TOKYO, July 3, (V7N) — Haruki Murakami’s first novel in three years reached bookstores in Japan on Friday, with the author saying his writing process is “completely different” from what artificial intelligence can produce.The new work, featuring a woman as the main character for the first time in his full-length fiction, went on sale at midnight in Tokyo. Local media reported that dozens of fans lined up to buy the book.
“AI takes into account everything that has happened so far and draws analogies,” Murakami told Kyodo News in an exclusive interview published Friday. “But the process of how I write novels is something completely different.”Although rapid advances in generative AI now make it possible for the technology to produce novels, Murakami said a novelist’s role is “to drag in something new that suddenly flashes into your mind.”
The author of Norwegian Wood and Kafka on the Shore, whose works on the absurdity and loneliness of modern life have been translated into about 50 languages, said characters often “suddenly show up” when he is deeply immersed in writing. “That’s not something that comes out from analogy,” he added. “AI probably can’t do that.”Titled The Tale of KAHO, the novel marks the first time Murakami has used a female protagonist in a full-length work, publisher Shinchosha noted on its website.
In a separate interview with the Asahi Shimbun, also published Friday, Murakami said: “I had the feeling that I was seeing the world through eyes that were different from my usual ones.” “Of course, I can only imagine how women see the world,” he said. “But when I wrote Kafka on the Shore, I was looking at the world through the eyes of a fifteen-year-old boy, and in that sense, a novelist can become anything.”

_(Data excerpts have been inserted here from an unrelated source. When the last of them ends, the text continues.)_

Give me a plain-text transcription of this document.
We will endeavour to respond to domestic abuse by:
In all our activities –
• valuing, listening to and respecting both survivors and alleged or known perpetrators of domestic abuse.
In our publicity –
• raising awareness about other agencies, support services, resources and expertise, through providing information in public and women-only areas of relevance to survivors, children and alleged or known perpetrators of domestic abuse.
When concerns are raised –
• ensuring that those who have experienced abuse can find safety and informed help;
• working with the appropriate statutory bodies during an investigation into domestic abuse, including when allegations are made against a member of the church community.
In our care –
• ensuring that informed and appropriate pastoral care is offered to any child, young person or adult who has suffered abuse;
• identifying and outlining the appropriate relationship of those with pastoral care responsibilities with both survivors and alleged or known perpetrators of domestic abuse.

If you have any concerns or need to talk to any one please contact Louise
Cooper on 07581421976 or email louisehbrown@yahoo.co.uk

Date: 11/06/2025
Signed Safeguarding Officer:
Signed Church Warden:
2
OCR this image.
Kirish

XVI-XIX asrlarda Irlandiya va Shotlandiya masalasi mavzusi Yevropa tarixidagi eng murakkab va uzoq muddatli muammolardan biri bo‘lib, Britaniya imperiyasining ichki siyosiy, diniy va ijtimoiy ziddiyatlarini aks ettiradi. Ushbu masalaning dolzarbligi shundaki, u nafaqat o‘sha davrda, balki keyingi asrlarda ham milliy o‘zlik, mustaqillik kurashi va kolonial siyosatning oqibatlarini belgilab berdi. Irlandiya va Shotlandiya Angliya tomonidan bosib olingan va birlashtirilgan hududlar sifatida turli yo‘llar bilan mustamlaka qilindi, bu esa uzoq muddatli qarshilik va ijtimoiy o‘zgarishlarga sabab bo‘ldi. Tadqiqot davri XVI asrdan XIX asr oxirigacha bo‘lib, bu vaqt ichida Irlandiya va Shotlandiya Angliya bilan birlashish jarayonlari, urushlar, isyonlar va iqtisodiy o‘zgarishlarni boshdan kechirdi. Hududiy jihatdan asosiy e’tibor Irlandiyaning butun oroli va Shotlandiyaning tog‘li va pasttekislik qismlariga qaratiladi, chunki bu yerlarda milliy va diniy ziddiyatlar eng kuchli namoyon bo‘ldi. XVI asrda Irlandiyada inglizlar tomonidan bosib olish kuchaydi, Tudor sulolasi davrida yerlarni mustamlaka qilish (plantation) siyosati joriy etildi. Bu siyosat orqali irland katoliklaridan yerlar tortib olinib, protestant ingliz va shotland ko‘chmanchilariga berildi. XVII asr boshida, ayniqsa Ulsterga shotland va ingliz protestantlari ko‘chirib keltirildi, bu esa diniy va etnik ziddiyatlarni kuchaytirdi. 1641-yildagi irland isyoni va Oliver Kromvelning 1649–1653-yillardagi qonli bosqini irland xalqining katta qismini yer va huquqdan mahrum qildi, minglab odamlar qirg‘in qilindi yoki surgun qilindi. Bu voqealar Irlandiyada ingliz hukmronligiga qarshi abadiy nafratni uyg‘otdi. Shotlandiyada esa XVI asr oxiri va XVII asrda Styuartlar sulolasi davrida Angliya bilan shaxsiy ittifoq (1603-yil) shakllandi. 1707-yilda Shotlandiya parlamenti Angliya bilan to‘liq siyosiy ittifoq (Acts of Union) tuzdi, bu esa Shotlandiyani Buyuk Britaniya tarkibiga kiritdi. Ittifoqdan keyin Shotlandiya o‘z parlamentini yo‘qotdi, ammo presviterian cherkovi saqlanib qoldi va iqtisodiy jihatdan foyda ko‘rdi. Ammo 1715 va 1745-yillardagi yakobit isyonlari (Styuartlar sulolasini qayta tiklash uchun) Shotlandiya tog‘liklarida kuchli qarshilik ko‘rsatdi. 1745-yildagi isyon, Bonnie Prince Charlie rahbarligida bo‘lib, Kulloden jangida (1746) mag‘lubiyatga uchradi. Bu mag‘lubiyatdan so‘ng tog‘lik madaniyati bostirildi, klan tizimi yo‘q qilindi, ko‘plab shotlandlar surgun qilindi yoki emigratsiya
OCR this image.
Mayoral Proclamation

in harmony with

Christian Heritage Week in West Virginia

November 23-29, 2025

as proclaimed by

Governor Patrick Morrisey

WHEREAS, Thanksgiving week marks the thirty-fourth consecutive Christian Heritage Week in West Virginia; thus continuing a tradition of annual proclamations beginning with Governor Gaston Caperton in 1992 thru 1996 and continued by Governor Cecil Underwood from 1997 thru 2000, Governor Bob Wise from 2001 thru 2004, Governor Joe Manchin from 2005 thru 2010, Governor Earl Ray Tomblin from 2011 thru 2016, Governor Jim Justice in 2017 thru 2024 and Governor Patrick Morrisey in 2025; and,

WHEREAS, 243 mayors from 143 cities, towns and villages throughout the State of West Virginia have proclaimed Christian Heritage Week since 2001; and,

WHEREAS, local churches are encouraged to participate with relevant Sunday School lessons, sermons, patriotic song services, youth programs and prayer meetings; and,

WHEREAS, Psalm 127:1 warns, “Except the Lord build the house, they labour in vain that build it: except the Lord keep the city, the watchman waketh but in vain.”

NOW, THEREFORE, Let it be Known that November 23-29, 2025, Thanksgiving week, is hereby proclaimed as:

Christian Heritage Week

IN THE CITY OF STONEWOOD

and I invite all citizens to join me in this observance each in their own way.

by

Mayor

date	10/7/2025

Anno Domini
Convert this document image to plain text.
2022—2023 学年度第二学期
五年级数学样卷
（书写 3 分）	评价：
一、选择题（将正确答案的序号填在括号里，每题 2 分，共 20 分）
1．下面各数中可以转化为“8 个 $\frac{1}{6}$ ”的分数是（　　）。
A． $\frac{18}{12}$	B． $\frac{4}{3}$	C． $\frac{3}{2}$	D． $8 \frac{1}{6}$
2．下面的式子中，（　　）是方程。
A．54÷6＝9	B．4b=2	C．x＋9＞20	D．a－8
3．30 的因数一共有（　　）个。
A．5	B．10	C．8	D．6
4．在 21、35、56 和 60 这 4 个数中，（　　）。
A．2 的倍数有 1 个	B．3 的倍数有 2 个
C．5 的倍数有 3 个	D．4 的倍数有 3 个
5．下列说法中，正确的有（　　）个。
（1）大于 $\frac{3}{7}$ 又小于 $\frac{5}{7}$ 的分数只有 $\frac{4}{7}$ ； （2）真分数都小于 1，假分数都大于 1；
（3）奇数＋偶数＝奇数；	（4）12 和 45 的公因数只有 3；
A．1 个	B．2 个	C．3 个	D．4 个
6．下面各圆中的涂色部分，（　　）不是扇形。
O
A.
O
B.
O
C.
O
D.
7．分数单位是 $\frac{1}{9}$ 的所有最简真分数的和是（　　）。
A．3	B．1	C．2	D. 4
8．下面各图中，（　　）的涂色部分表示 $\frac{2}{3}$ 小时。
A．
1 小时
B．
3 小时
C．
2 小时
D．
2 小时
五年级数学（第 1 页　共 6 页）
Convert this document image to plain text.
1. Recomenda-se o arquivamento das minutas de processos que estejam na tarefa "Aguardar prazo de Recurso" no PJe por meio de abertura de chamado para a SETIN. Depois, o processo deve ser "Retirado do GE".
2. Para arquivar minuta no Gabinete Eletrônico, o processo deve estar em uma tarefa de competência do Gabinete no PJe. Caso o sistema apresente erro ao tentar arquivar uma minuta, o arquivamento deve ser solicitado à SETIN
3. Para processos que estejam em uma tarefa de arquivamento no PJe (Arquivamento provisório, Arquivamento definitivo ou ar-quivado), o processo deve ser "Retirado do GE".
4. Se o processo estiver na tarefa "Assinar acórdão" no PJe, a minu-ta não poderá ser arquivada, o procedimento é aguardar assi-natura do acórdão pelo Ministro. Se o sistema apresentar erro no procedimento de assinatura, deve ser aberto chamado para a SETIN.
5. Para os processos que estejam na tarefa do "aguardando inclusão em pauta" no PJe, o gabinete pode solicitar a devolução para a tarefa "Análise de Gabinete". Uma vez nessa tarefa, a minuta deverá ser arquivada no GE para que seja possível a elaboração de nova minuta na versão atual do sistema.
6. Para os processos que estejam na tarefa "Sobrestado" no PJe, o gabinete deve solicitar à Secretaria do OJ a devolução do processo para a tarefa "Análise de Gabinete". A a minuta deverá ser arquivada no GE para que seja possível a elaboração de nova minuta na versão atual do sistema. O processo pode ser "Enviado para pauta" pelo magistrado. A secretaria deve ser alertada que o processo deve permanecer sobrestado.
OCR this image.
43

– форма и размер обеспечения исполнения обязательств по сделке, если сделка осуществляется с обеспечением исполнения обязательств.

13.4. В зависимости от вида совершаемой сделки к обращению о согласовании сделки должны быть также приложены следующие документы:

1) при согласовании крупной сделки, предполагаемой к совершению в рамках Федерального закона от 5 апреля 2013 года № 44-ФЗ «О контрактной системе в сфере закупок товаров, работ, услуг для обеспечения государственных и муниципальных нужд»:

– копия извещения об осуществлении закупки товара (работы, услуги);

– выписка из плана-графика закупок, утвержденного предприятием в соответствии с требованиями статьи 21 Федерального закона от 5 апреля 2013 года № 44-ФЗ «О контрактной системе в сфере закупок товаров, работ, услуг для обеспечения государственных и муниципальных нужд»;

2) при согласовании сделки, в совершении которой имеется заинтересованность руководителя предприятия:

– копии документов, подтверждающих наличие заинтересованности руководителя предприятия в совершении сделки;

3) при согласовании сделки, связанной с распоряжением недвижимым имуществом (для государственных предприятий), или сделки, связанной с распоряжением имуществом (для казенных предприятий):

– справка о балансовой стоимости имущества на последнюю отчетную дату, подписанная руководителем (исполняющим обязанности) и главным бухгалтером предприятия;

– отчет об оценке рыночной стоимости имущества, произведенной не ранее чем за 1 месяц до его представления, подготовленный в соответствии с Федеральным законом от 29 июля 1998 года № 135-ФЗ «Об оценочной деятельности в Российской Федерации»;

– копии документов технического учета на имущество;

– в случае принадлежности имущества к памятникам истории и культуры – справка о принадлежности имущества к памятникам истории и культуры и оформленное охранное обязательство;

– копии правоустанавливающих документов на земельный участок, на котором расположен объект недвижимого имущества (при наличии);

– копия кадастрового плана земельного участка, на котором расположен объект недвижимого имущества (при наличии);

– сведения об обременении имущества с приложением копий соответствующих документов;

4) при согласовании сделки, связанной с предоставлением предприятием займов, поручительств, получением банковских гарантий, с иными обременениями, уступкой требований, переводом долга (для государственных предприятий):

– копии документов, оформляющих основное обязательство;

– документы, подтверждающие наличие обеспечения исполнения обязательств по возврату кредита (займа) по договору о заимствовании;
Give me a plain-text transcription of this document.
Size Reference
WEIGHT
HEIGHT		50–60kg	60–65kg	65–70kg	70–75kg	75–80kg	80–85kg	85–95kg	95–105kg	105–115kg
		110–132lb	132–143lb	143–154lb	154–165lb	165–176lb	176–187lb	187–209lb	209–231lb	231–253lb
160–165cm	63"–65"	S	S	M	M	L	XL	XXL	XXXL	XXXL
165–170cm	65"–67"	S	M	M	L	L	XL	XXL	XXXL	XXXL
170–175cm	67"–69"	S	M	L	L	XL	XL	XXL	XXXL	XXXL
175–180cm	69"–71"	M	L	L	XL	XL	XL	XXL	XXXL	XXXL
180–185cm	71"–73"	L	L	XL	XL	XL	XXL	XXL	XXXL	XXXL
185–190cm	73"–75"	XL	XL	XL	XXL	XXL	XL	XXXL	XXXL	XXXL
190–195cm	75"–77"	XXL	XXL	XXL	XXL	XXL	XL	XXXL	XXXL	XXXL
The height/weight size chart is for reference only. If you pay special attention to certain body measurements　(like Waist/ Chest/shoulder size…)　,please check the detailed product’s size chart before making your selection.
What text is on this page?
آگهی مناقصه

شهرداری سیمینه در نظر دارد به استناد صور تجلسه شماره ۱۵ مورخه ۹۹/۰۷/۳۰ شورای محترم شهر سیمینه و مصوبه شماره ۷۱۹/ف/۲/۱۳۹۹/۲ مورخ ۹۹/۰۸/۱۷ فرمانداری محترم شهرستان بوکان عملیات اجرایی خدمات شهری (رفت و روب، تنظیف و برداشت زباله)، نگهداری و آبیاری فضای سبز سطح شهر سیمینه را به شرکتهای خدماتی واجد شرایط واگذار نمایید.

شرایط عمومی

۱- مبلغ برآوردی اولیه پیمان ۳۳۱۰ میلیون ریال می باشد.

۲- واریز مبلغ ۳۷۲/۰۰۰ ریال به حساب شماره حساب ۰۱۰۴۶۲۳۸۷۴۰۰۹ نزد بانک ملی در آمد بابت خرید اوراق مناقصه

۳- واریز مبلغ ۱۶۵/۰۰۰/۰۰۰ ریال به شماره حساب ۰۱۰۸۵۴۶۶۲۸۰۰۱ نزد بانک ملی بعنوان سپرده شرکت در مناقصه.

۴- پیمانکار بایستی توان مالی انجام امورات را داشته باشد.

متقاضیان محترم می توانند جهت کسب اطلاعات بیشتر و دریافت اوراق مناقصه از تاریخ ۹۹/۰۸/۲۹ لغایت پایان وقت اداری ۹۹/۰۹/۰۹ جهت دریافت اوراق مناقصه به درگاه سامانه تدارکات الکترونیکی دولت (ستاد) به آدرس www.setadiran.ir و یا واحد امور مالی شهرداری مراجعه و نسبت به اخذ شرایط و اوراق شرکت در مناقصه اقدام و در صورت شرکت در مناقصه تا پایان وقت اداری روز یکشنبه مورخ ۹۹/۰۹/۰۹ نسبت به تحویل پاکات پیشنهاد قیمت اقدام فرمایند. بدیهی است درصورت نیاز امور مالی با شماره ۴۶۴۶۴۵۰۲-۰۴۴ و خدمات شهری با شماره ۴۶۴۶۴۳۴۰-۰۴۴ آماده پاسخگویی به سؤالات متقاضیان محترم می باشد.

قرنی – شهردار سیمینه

He told the Asahi that spending time at Wellesley College, a women’s college in the United States, influenced the book. “Right now, women’s perspectives are being valued very highly, and I think breathing in that kind of atmosphere also had an influence on ‘Kaho’ this time around,” he said.
Murakami added that he has generally avoided writing about parents and children, but “every time I write a novel, there’s always an urge to try something I haven’t done before.” “This time, that might have been the parent-child” relationship, he said.